As in other dance classes, tap lessons usually begin with a warm up that stretches out the leg and foot muscles before things move on to learning steps and combining them to form routines. Tap is a fiercely vigorous dance, so aerobic stamina needs to be built up before progressing to harder sequences and a lot of practice is needed to insure you form clear, correct sounds.

Tap shoes come in both flat and heeled varieties, with full or split soles. Split soles offer more flexibility, but either type of sole needs to feel firm and offer stability when you are dancing. Flat heels are often preferred by beginners, as they provide a greater surface area for better balance and sound production whilst you are finding your feet. Both types of tap shoe should ideally have taps that span the entire width of the shoe at the toe and heel, and the screws that affix the taps onto the shoes can be adjusted so that you produce the desired sound whilst dancing.

In terms of other attire, clothing that allows you to move freely without dragging on the floor or potentially snagging on your tap shoes should be worn.

Is it for me?

Tap dancing require dedication and as it involves moving in a unique way precisely to or off the beat, you need to have rhythm to be able to pull it off. You also must be able to focus and memorize specific movements quickly, as unlike in some other dances, any mistakes in execution will throw the whole routine out of time.

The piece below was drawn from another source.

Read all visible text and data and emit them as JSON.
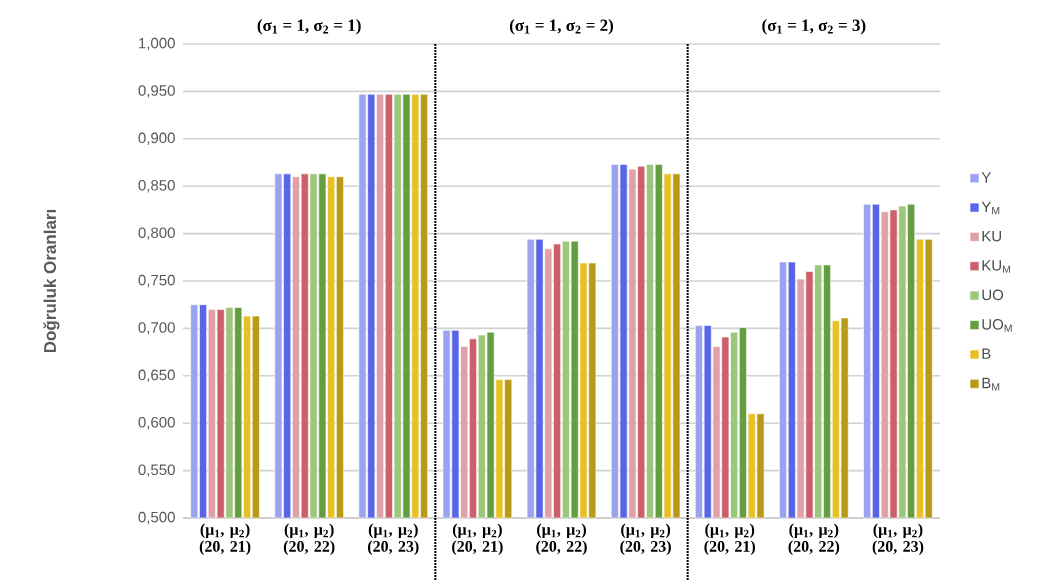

Your knee and ankle joints need to be pretty strong, so tap is likely to be very difficult (and painful) if you have a level of reduced mobility due to a temporary injury or ligament or bone condition. The energetic nature of the dance and the concentrated weight that you need to put on small areas of your feet mean that women imminently expecting the patter of tiny feet are advised to avoid tap classes as their pregnancy progresses. However, children can attend basic tap classes from an early age, and there is no age limit when it comes to learning to tap dance. ''-Jazz hands!-''

Good to know

Before the use of metal taps became widespread, tap dancing was performed whilst wearing leather shoes with solid, wooden clog-like soles.